Si scrive Ólafur Arnalds ma instintivamente ti viene da leggere Sigur Ros, appena apprendi che questo compositore è nato a Mosfellsbær, pochi chilometri da Reykjavík. E invece, cominci l’ascolto, e scopri che Arnalds, pur inserendosi appieno in quel genere coniato da Jonsi e compagni e che ormai ha abbastanza notorietà da essere codificato col nome di Icelandic, è più che altro un compositore di melodie al piano, dunque più sullo stile di un Ludovico Einaudi o di un Giovanni Allevi.
Le influenze della musica classica si sentono subito, e anzi è lui stesso a dichiarare che “la scena classica è generalmente chiusa alle persone che non hanno studiato musica da sempre. Io volevo portare la mia conoscenza del repertorio classico a persone che normalmente non ascoltano questo tipo di musica, aprire le menti delle persone”.
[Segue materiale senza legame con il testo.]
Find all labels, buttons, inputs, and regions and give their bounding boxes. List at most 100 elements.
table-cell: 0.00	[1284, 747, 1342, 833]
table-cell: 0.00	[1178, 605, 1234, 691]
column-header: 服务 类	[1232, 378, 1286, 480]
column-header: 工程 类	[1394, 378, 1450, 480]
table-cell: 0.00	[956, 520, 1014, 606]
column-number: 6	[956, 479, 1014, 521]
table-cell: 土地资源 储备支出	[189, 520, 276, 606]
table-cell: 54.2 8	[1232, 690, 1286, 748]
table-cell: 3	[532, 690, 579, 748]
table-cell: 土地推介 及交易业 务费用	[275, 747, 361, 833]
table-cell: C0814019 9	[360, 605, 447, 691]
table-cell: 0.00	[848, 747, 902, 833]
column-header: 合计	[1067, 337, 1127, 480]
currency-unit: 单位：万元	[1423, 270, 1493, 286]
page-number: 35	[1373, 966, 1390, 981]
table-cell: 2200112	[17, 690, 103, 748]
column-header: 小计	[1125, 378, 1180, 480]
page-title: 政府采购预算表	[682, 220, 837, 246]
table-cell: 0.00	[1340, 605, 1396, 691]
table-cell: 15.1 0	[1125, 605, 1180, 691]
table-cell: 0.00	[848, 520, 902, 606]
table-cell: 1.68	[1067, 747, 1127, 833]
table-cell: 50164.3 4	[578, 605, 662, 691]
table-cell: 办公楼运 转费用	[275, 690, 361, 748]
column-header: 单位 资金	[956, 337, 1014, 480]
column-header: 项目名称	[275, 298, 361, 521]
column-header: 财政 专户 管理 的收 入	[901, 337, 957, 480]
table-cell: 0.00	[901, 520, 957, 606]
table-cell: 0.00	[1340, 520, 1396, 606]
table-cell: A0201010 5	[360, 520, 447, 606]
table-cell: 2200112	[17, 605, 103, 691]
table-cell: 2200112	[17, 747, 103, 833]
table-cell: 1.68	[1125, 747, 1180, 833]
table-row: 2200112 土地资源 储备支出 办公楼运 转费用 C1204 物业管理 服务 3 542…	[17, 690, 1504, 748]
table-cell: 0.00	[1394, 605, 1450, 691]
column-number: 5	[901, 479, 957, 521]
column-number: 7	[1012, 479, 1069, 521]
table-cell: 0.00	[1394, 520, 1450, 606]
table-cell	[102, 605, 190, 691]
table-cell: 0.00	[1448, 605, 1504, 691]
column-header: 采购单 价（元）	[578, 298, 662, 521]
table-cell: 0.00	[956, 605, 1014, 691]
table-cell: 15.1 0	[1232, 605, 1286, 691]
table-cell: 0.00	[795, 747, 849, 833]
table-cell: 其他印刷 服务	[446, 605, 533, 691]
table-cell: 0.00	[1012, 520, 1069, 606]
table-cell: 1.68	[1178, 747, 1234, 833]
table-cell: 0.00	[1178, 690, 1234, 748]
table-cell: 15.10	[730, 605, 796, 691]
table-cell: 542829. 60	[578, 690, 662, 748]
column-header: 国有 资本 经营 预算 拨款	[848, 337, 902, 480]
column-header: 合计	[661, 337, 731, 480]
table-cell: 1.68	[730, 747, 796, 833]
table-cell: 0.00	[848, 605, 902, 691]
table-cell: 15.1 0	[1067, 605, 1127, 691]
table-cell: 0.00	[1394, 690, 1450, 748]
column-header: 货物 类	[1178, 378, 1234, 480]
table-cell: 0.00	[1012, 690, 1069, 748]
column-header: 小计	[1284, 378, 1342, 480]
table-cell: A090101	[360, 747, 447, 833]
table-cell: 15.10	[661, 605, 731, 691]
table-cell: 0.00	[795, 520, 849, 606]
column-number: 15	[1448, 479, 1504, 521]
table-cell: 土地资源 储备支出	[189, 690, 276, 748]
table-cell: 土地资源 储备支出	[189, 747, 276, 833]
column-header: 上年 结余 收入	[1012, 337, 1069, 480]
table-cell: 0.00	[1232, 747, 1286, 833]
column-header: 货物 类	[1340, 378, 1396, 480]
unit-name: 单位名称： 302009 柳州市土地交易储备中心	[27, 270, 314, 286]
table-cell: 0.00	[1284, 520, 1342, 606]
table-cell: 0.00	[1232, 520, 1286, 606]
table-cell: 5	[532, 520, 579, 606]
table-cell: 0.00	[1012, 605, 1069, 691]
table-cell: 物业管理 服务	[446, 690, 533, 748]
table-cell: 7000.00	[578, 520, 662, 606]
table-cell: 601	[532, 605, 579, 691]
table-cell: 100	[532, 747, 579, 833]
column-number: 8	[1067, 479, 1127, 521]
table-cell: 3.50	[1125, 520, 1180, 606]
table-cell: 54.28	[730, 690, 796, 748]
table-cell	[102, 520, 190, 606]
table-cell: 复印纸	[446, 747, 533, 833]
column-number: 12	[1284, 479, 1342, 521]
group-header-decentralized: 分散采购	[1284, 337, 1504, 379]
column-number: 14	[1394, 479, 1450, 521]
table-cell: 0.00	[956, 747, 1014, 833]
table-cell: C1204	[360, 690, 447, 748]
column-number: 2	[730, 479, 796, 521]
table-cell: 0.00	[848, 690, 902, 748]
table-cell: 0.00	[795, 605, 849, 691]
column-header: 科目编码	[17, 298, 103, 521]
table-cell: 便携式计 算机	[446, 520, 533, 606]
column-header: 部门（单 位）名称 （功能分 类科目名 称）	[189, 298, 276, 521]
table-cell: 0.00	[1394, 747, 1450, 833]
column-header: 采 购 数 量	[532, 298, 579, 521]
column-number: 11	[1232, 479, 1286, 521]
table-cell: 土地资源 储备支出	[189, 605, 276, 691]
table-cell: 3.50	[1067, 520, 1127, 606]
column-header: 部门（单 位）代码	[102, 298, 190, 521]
Operazione indiscutibilmente riuscita con questo …And they have escaped the weight of Darkness, titolo ermetico-criptico per una collezione di melodie brevi, densamente popolate di armonie semplici, in cui al piano si accostano delicatamente violini o più raramente strumenti elettronici che servono da atmosfera.
I suoi esordi con Eulogy for Evolution del 2007 lo avevano già portato all’acclamazione unanime fra critici della musica leggera e classica (cosa piuttosto insolita). L’eclettico Olafur si cimenta nel 2009 anche in un musical, Dyad 1909, trasmesso anche in tv, prima di arrivare a questo suo secondo long album, che continua a cercare mescolanze di sonorità, avendo coinvolto André de Ridder, compagno di lavoro di Damon Albarn, nella direzione della RNCM Symphony Orchestra con cui ha presentato l’LP alla Manchester’s Bridgewater Hall.
Insomma questo Allevi dei ghiacciai islandesi non ha poi lo stesso background dei Sigur, ma a quanto pare lo stesso successo di critica: da Exclaim! a SPIN, a UNCUT, le riviste si sprecano per lodare la maturità di questo giovane artista.
Noi non grideremo al capolavoro assoluto, ma di certo le atmosfere di ..And they have escaped the weight of Darkness, forse proprio per il rifiuto della complessità, sono affascinanti: basti pensare alla semplicità travolgente delle quattro note di Kjurrt su cui si innesta un violino struggente, o la malinconia di Gleypa Okkur, dove compaiono synth e batteria, o l’essenzialità pura di Undan Hulu.
Effettivamente riesce ad Olafur di suonare musica classica in modo moderno, o meglio post-moderno, e naturalmente ciò lo porta a fuggire i facili e distratti ascolti. La sua resta musica da camera, anche se rinvigorita di spirito giovanile e indie.